IA – a nova experiência no retalho

  • José Galvão
  • 23 Outubro 2025

A IA terá impacto não só nos consumidores, mas também nas marcas, proprietários, logística, distribuição e na sustentabilidade. Esta será a derradeira experiência em que o ecossistema irá assentar.

Durante anos, os profissionais do setor de retalho exploraram ao limite o uso do termo “experiência”. A experiência era o fator crítico de sucesso nesta indústria.

Antes da voracidade das redes sociais, a experiência era construída sobretudo nas lojas físicas, através de eventos, ativações, promoções e datas especiais — como a black friday ou a cyber monday. O termo foi ganhando relevância e deixou de ser um exclusivo dos departamentos de marketing. Passou também a fazer parte das equipas de arquitetura e operações. A experiência de visita a uma loja, ou centro comercial, passou a ser pensada de uma forma integrada e multidisciplinar. Conforto e serviço passaram a ser sinónimos de experiência. Em paralelo com o crescimento e relevância das redes sociais, a “experiência” atingiu a sua maturidade.

Com o crescimento do digital, a experiência tornou-se omnicanal: a jornada do cliente passou a fluir entre online, loja física e aplicações, reforçando conveniência e fidelização. No entanto, os hábitos mudaram. Há hoje menos momentos de lazer em ambiente comercial, o tempo médio de visita também reduziu e há menos refeições fora de casa, em resumo: maior racionalidade no momento de compra, o que transformou o próprio significado de experiência.
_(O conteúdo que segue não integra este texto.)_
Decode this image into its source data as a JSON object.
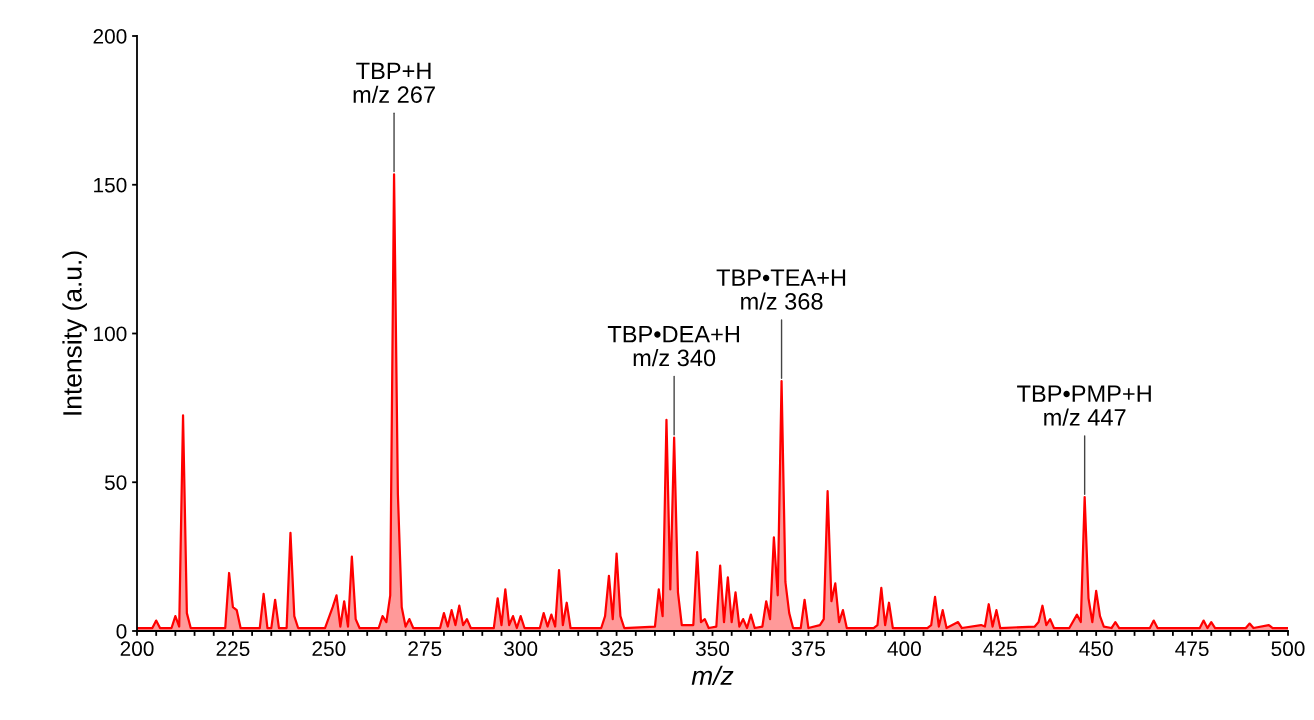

Para se diferenciar, para ser relevante, para acrescentar valor, o retalho tem hoje um novo desafio. Tem de olhar para aquela que é hoje a ferramenta mais poderosa. A Inteligência Artificial (IA) aplicada ao retalho será verdadeiramente transformadora.

A IA terá impacto não só nos consumidores, mas também nas marcas, proprietários, logística, distribuição e também na sustentabilidade. Esta será a derradeira experiência em que todo o ecossistema irá assentar.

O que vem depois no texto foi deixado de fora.